ECG 1 (Above) was recorded from an aysmptomatic 79-year old female with hypertension, for which she was taking an ACE inhibitor and a diuretic. ECG 2 (below – apologies for the size, please zoom if you can) was recorded two months later as part of a routine assessment for cancer surgery. Is there any significant difference between the two ECGs? If so, what might be the explanation?
First ECG shows AF with RBBB and tendency to slow ventricular response. This in the absence of rate limiting agents with AV node effect suggest some degree of AV node disease. The second ECG shows similar QRS morphology but now with regular R-R intervals which would mean further degeneration of AV node function into high degree AV block with junctional escape (the QRS is wide but has same baseline morphology).
I agree with Francisco.
The second ECG looks like atrial fibrillation with complete heart block. Regular ventricular rhythm at approx. 42bpm. There is RBBB (same as first ECG), so I think this is a junctional escape rhythm with RBBB.
The first ECG: RBBB. I would have probably just had this down as AF with a slow to normal ventricular response approx. 42-75 bpm if I hadn’t seen second ECG. But I’m thinking maybe there are junctional escape beats in there. QRS 2, 4, 8 and 9 occur after the longest R-R intervals and have identical cycle lengths. So, I think this maybe AF with intermittent junctional escape beats. The rate at which the escape beats kick in is 42bpm, the same rate as the escape rhythm in the second ECG.
If the patient is not taking digoxin/anything that slows conduction through the AV node, I would assume that the cause is conduction disease (RBBB would also point towards that too).

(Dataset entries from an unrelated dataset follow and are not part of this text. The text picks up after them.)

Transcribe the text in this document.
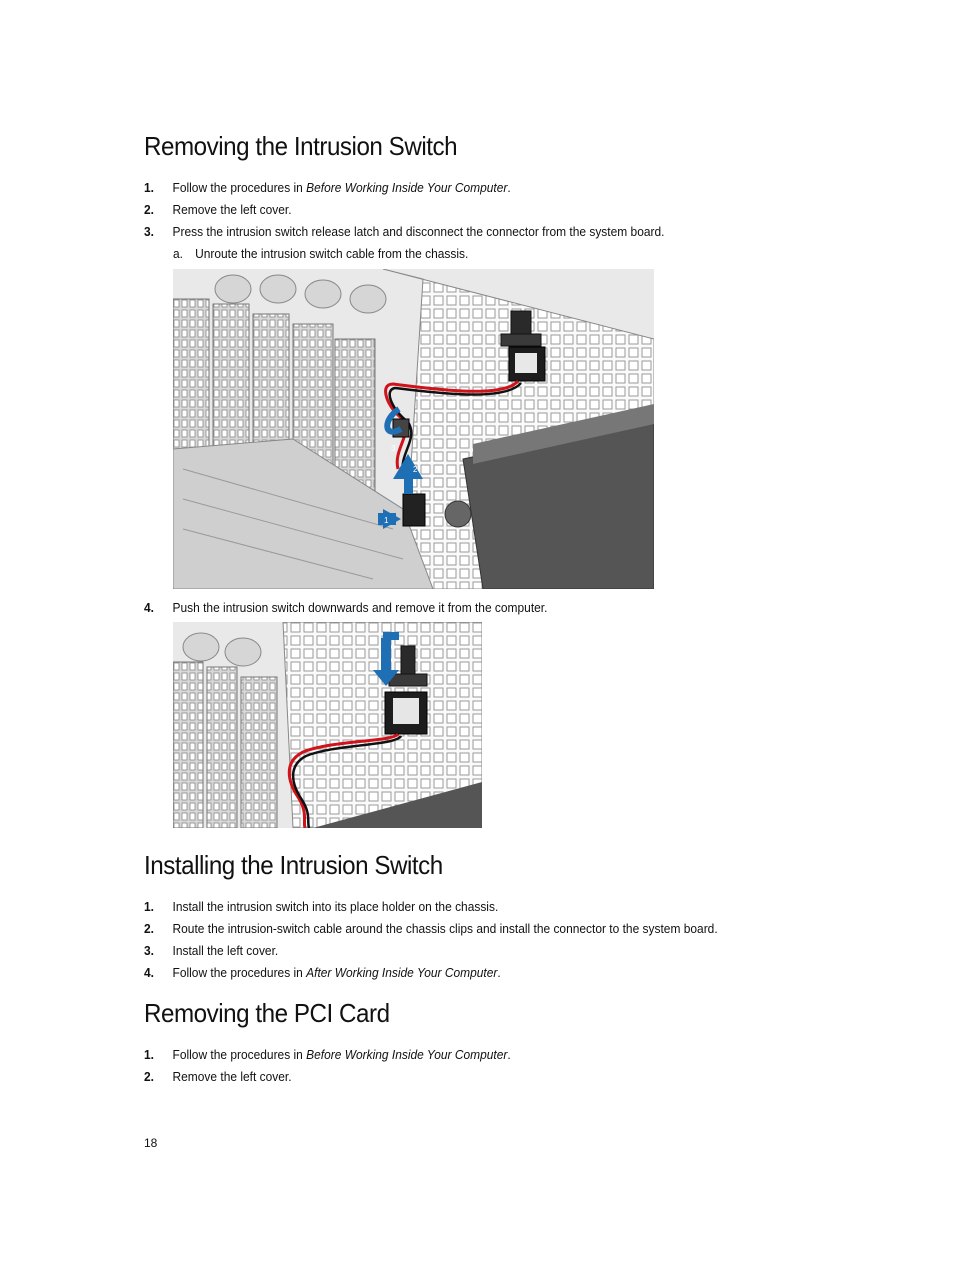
Removing the Intrusion Switch
1. Follow the procedures in Before Working Inside Your Computer.
2. Remove the left cover.
3. Press the intrusion switch release latch and disconnect the connector from the system board.
a. Unroute the intrusion switch cable from the chassis.
3
2
1
4. Push the intrusion switch downwards and remove it from the computer.
Installing the Intrusion Switch
1. Install the intrusion switch into its place holder on the chassis.
2. Route the intrusion-switch cable around the chassis clips and install the connector to the system board.
3. Install the left cover.
4. Follow the procedures in After Working Inside Your Computer.
Removing the PCI Card
1. Follow the procedures in Before Working Inside Your Computer.
2. Remove the left cover.
18
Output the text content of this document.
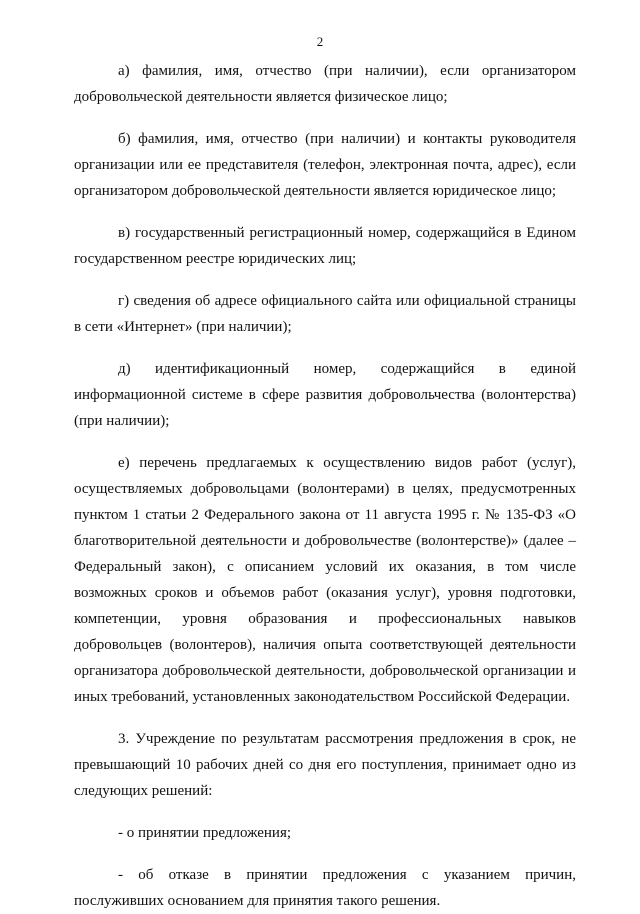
2

а) фамилия, имя, отчество (при наличии), если организатором добровольческой деятельности является физическое лицо;

б) фамилия, имя, отчество (при наличии) и контакты руководителя организации или ее представителя (телефон, электронная почта, адрес), если организатором добровольческой деятельности является юридическое лицо;

в) государственный регистрационный номер, содержащийся в Едином государственном реестре юридических лиц;

г) сведения об адресе официального сайта или официальной страницы в сети «Интернет» (при наличии);

д) идентификационный номер, содержащийся в единой информационной системе в сфере развития добровольчества (волонтерства) (при наличии);

е) перечень предлагаемых к осуществлению видов работ (услуг), осуществляемых добровольцами (волонтерами) в целях, предусмотренных пунктом 1 статьи 2 Федерального закона от 11 августа 1995 г. № 135-ФЗ «О благотворительной деятельности и добровольчестве (волонтерстве)» (далее – Федеральный закон), с описанием условий их оказания, в том числе возможных сроков и объемов работ (оказания услуг), уровня подготовки, компетенции, уровня образования и профессиональных навыков добровольцев (волонтеров), наличия опыта соответствующей деятельности организатора добровольческой деятельности, добровольческой организации и иных требований, установленных законодательством Российской Федерации.

3. Учреждение по результатам рассмотрения предложения в срок, не превышающий 10 рабочих дней со дня его поступления, принимает одно из следующих решений:

- о принятии предложения;

- об отказе в принятии предложения с указанием причин, послуживших основанием для принятия такого решения.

Great comments from Francisco and Max. It looks as though ECG 1 shows AF with high grade AV block and, for the reasons given by Max, a mixture of conducted and junctional escape beats. Also, there is RBBB + small Q waves of unclear significance in III and aVF. ECG 2 shows AF again but now with a completely regular ventricular rate, presumably because of complete AV block and a junctional escape rhythm. Therefore, it seems that the patient has significant conduction system disease and because of this she had a permanent pacemaker implanted before proceeding to surgery.